Monday, September 29, 2008

Breckinridge Military Hospital (1863-1865) on the Marion campus

In the Spring of 1863, Dr. William Augustus Evans was sent by the Confederate Medical Department to Marion to locate a suitable site near the railroad for a medical facility. After first looking at Judson College, which was in session with some 250 students, Evans recommended that Howard College be secured as the hospital site. At that time, Howard had only one professor and 27 students, mostly of academy age, 24 of whom were from the town of Marion. The majority of Howard’s students and alumni were serving in various Confederate units fighting in the war.

The Board of Trustees of Howard College reluctantly agreed in August, 1863, to offer its property to the Confederate government to establish Breckinridge Division Hospital, but referred to generally as Breckinridge Military Hospital.

The Howard College campus that was Breckinridge Military Hospital from 1863 - 1865. The image is from the late 1860s or early 1870s. (Samford University Special Collections)

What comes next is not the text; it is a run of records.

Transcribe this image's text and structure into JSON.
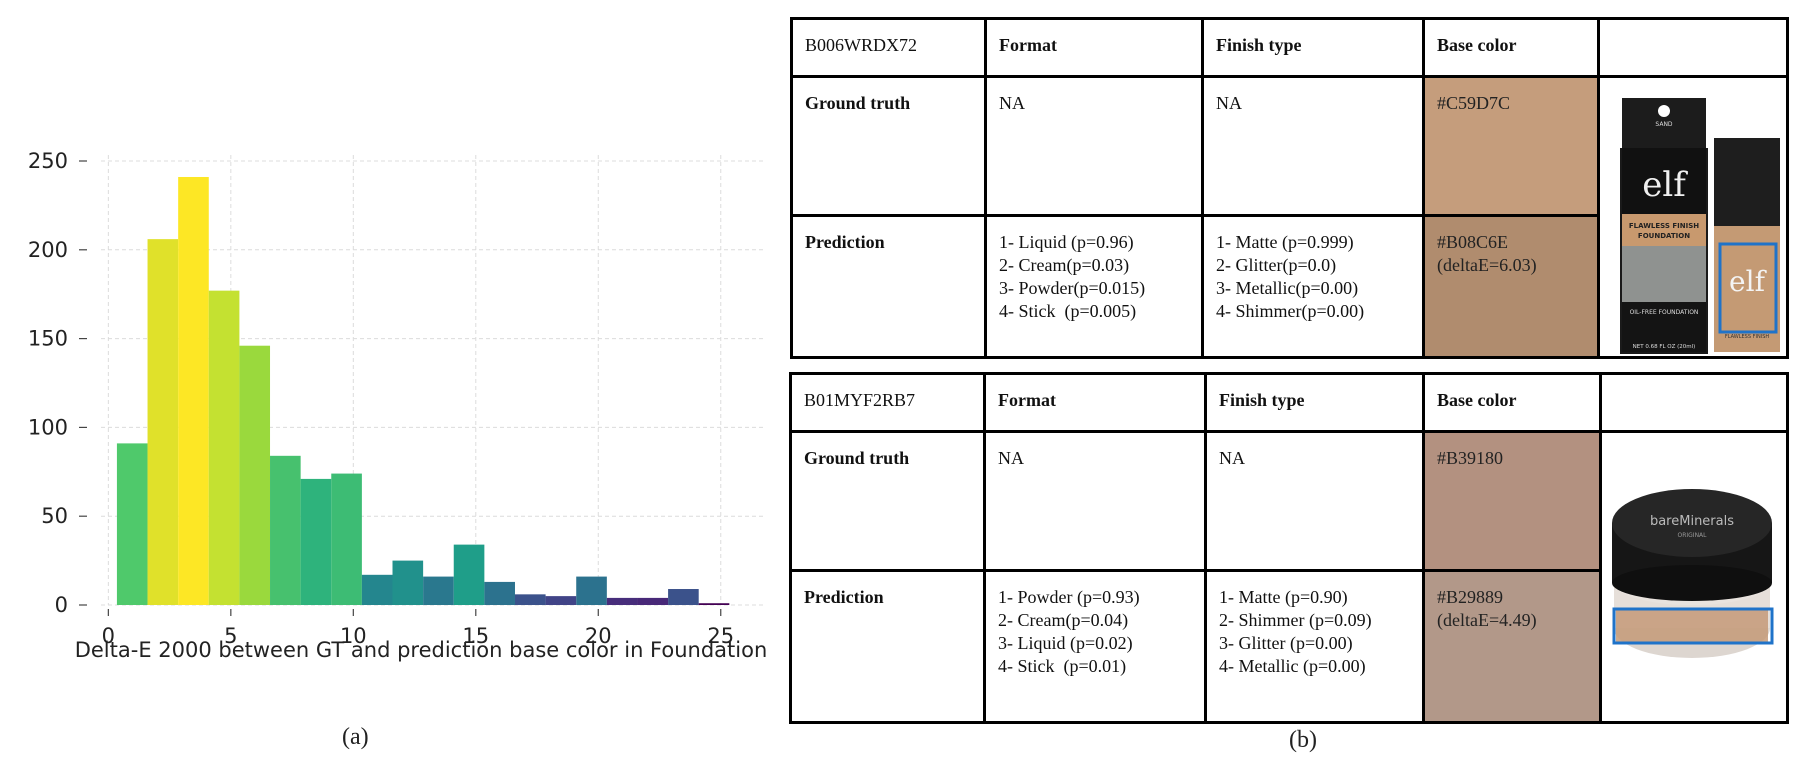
{
  "figure": {
    "caption_a": "(a)",
    "caption_b": "(b)"
  },
  "chart_data": {
    "type": "bar",
    "title": "",
    "xlabel": "Delta-E 2000 between GT and prediction base color in Foundation",
    "ylabel": "",
    "xlim": [
      0,
      25
    ],
    "ylim": [
      0,
      250
    ],
    "x_ticks": [
      0,
      5,
      10,
      15,
      20,
      25
    ],
    "y_ticks": [
      0,
      50,
      100,
      150,
      200,
      250
    ],
    "grid": true,
    "bins": [
      {
        "x0": 0.35,
        "x1": 1.6,
        "value": 91,
        "color": "#4fc96b"
      },
      {
        "x0": 1.6,
        "x1": 2.85,
        "value": 206,
        "color": "#e0e12a"
      },
      {
        "x0": 2.85,
        "x1": 4.1,
        "value": 241,
        "color": "#fde725"
      },
      {
        "x0": 4.1,
        "x1": 5.35,
        "value": 177,
        "color": "#c4e131"
      },
      {
        "x0": 5.35,
        "x1": 6.6,
        "value": 146,
        "color": "#9ad93d"
      },
      {
        "x0": 6.6,
        "x1": 7.85,
        "value": 84,
        "color": "#47c16e"
      },
      {
        "x0": 7.85,
        "x1": 9.1,
        "value": 71,
        "color": "#2eb37c"
      },
      {
        "x0": 9.1,
        "x1": 10.35,
        "value": 74,
        "color": "#3dbc74"
      },
      {
        "x0": 10.35,
        "x1": 11.6,
        "value": 17,
        "color": "#24868e"
      },
      {
        "x0": 11.6,
        "x1": 12.85,
        "value": 25,
        "color": "#21918c"
      },
      {
        "x0": 12.85,
        "x1": 14.1,
        "value": 16,
        "color": "#2a788e"
      },
      {
        "x0": 14.1,
        "x1": 15.35,
        "value": 34,
        "color": "#1f9e89"
      },
      {
        "x0": 15.35,
        "x1": 16.6,
        "value": 13,
        "color": "#2c728e"
      },
      {
        "x0": 16.6,
        "x1": 17.85,
        "value": 6,
        "color": "#3b528b"
      },
      {
        "x0": 17.85,
        "x1": 19.1,
        "value": 5,
        "color": "#414487"
      },
      {
        "x0": 19.1,
        "x1": 20.35,
        "value": 16,
        "color": "#2c728e"
      },
      {
        "x0": 20.35,
        "x1": 21.6,
        "value": 4,
        "color": "#472d7b"
      },
      {
        "x0": 21.6,
        "x1": 22.85,
        "value": 4,
        "color": "#482878"
      },
      {
        "x0": 22.85,
        "x1": 24.1,
        "value": 9,
        "color": "#3b528b"
      },
      {
        "x0": 24.1,
        "x1": 25.35,
        "value": 1,
        "color": "#440154"
      }
    ]
  },
  "products": [
    {
      "id": "B006WRDX72",
      "header": {
        "format": "Format",
        "finish": "Finish type",
        "base": "Base color"
      },
      "ground_truth": {
        "label": "Ground truth",
        "format": "NA",
        "finish": "NA",
        "base": "#C59D7C",
        "swatch": "#C59D7C"
      },
      "prediction": {
        "label": "Prediction",
        "format": [
          "1- Liquid (p=0.96)",
          "2- Cream(p=0.03)",
          "3- Powder(p=0.015)",
          "4- Stick  (p=0.005)"
        ],
        "finish": [
          "1- Matte (p=0.999)",
          "2- Glitter(p=0.0)",
          "3- Metallic(p=0.00)",
          "4- Shimmer(p=0.00)"
        ],
        "base_line1": "#B08C6E",
        "base_line2": "(deltaE=6.03)",
        "swatch": "#B08C6E"
      },
      "image": {
        "box_text": "elf",
        "logo_large": "e.l.f.",
        "logo_small": "e.l.f.",
        "line1": "FLAWLESS FINISH",
        "line2": "FOUNDATION",
        "line3": "SAND",
        "line4": "OIL-FREE FOUNDATION",
        "line5": "NET 0.68 FL OZ (20ml)",
        "line6": "FLAWLESS FINISH"
      }
    },
    {
      "id": "B01MYF2RB7",
      "header": {
        "format": "Format",
        "finish": "Finish type",
        "base": "Base color"
      },
      "ground_truth": {
        "label": "Ground truth",
        "format": "NA",
        "finish": "NA",
        "base": "#B39180",
        "swatch": "#B39180"
      },
      "prediction": {
        "label": "Prediction",
        "format": [
          "1- Powder (p=0.93)",
          "2- Cream(p=0.04)",
          "3- Liquid (p=0.02)",
          "4- Stick  (p=0.01)"
        ],
        "finish": [
          "1- Matte (p=0.90)",
          "2- Shimmer (p=0.09)",
          "3- Glitter (p=0.00)",
          "4- Metallic (p=0.00)"
        ],
        "base_line1": "#B29889",
        "base_line2": "(deltaE=4.49)",
        "swatch": "#B29889"
      },
      "image": {
        "brand": "bareMinerals",
        "sub": "ORIGINAL"
      }
    }
  ]
}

A drawing of the Howard College/MMI Chapel from an old postcard. (MMI Archives)

The College Chapel was converted into a major wing of the hospital, the pews being used by the more seriously ill patients, with the other rooms serving as administrative offices and operating rooms. The two dormitories were named Wards A and C, and were utilized by the less seriously ill soldiers. A tent encampment for the overflow of patients dotted the front campus.

An old image of the interior of The Chapel. Note the balconies on either side and the two pot-bellied stoves with piping. (MMI Archives)

Drs. William Augustus Evans and James McCown Greene were placed in charge of Breckinridge Hospital. However, one Willie Banks, an African American slave woman who served as the night nurse at the hospital, claimed that Dr. John Thomas Barron of Marion (a member of the first graduating class at Howard College), was actually the medical officer in charge.

Most of the hospital records were lost or destroyed. However, one existing volume (now at Samford University) from August, 1863, to December, 1864, indicates that there were 406 patients at the hospital. The number of soldiers who died is unknown (many remains were sent back to their homes), but 102 graves were once located in a pine grove behind the College Chapel. Following the Civil War, these graves, including the unknowns, were re-interred in the cemetery of St. Wilfrid’s Episcopal Church in Marion.

The Confederate cemetery at St. Wilfrid’s Episcopal Church in Marion. (Photo by Mark Griffiths)

Federal troops entered Marion from Selma in early April, 1865. They took over Breckinridge Hospital and paroled the remaining Confederate soldiers there and in town, the war being essentially over. With Union troops occupying the College buildings, one dormitory was designated to house freed slaves from Perry County planters, a move strongly protested by the Howard College Board of Trustees.